ВТОРОЙ ШАЛЯПИН В СВОЕМ ДЕЛЕ
Статья Р.М. Кирсановой
При жизни о Надежде Петровне Ламановой говорила вся Москва. Три с лишним десятилетия спустя после смерти заговорила вся Россия. Поводом послужило исследование Т.К. Стриженовой «Из истории советского костюма» (1972), обращенное к 1920-м годам. Книга заинтересовала многих специалистов. Наряду с Ламановой упоминались имена Александры Экстер, Евгении Прибыльской, Александра Родченко, Варвары Степановой, Любови Поповой — художников, о которых в те годы еще не следовало упоминать в истории русского искусства.
Для модельеров легализация имени Надежды Ламановой значила очень много. Именно ее коллекция удостоилась в 1925 году на Всемирной выставке в Париже высшей награды — Гран При. И это означало, что профессия модельера, несомненно, является творческим видом деятельности, заслуживает внимания и поддержки и может принести стране международное признание и успех не меньший, нежели достижения в покорении космоса или вечной мерзлоты.
Открыв свою собственную мастерскую в Москве в 1885 году, Н.П. Ламанова (1861–1941) работала столь успешно, что получила звание «Поставщик ее императорского двора» (в публикации 1989 года Стриженова уточнила: «Поставщик двора Его Императорского Величества»). Факт, приведенный Стриженовой, бесспорен, чего нельзя сказать о его толковании теми, кто обращается к книге «Из истории советского костюма». Стриженова осторожно высказывается о том, что имя Ламановой было популярно «в среде... русской аристократии». В дальнейшем авторы обязательно указывают, что у Ламановой одевался «императорский двор».

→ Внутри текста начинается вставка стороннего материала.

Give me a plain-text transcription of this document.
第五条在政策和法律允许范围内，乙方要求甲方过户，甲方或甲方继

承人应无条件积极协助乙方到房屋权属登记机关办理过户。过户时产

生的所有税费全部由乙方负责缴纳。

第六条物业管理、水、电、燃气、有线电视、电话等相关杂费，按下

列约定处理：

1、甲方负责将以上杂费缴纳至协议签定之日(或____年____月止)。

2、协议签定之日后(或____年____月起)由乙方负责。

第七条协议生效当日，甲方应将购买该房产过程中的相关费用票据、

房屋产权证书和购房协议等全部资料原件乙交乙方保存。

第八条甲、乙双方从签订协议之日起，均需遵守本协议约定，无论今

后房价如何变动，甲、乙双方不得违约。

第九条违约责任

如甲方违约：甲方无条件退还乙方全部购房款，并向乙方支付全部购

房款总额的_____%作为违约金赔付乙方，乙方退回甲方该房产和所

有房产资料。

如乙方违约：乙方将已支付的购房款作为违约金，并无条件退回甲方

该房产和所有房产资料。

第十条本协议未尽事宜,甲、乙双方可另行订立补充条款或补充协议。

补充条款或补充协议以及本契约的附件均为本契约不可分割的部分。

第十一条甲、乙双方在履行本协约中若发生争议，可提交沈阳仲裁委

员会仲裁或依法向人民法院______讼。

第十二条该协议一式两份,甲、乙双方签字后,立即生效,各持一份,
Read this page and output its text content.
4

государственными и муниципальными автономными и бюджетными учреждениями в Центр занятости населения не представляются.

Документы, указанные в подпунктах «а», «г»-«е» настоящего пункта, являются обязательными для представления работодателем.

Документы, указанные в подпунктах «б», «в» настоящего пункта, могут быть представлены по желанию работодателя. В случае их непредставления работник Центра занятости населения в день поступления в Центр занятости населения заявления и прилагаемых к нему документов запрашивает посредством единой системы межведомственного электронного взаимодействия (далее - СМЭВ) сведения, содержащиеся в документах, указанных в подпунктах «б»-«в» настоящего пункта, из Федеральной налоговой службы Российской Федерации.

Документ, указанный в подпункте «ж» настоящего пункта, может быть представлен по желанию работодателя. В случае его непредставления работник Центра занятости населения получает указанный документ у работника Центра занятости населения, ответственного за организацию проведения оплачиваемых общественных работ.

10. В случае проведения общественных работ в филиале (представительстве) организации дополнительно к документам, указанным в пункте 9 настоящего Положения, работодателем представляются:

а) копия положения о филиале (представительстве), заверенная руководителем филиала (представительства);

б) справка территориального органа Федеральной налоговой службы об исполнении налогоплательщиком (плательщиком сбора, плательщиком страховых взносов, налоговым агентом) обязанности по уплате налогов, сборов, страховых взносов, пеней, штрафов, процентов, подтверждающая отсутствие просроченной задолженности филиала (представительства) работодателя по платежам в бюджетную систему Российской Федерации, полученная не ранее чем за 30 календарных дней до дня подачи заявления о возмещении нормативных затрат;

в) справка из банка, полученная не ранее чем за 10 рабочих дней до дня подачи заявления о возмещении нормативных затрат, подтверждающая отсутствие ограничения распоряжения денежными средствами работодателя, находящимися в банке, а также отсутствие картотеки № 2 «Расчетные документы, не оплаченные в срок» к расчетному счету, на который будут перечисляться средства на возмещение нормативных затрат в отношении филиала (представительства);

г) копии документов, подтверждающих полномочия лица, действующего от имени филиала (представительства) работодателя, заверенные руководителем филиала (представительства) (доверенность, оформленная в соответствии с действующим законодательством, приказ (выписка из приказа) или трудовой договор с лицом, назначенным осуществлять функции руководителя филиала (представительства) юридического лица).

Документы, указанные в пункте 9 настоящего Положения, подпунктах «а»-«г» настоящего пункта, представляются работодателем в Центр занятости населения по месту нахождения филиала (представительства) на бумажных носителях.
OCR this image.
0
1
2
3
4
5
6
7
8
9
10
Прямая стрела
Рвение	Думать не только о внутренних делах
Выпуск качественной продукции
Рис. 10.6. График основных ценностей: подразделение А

Почетное звание «Поставщик двора» давалось Министерством императорского двора, учрежденным в августе 1826 года и подчинявшимся лично императору. Существовало несколько вариантов столь лестного для любого производителя звания.
Скажем, знаменитый меховщик Белкин в середине XIX века был удостоен звания «Поставщик двора Великой Княгини Ольги»; фабрикант Павел Буре был «Поставщиком Высочайшего двора»; Иосиф Фраже, владелец фабрики мельхиоровых на серебристо-белом металле изделий (своего рода Фаберже для бедных), — «Поставщиком Высочайших дворов», а К. Шредер, инструменты фабрики которого до сих пор исправно служат начинающим пианистам, — «Поставщиком двора его императорского величества». М. Теодор, владелец курсов парижской кройки, не забывал помещать в своих объявлениях, что его программа «удостоена Высочайшими благодарностями Ея Императорск. Величества Государыни Императрицы Александры Федоровны».
Звание, а вместе с ним и некоторые привилегии давались для поощрения отечественного производителя и коммерсанта после 10, 15 или 20 лет существования на рынке. Сроки зависели от сословного происхождения претендента на право помещать на своей вывеске или торговом знаке высокое звание и герб или гербы. (Примечание: О присвоении Ламановой звания Поставщицы изложено в разделе «Награды и звания».)
Из всех известных «поставщиков», пожалуй, только ювелир Фаберже действительно лично оговаривал подробности заказа с членами императорской фамилии. Костюм же требовал многочисленных примерок и личного общения с владелицей мастерской, поэтому факт непосредственного общения Ламановой с двором непременно бы нашел отражение в документах. На сегодняшний день подобных сведений нет, но это никак не умаляет огромного вклада художницы в область художественного творчества, где авторитет Парижа был необычайно высок и где признание сначала Леона Бакста, а затем Ламановой в качестве ведущих художников модного костюма первой четверти XX века стало одновременно и международным признанием огромного потенциала русской культуры. Никакие хвалебные эпитеты не будут преувеличением по отношению к Надежде Петровне, но ее творчество слишком значительно, наряды слишком изящны для того, чтобы крепить к ним поддельные медали. (Примечание: Факт непосредственного общения Надежды Ламановой и Александры Федоровны нашел отражение в переписке Ламановой с камер-фрау Императрицы, Марией Федоровной Герингер).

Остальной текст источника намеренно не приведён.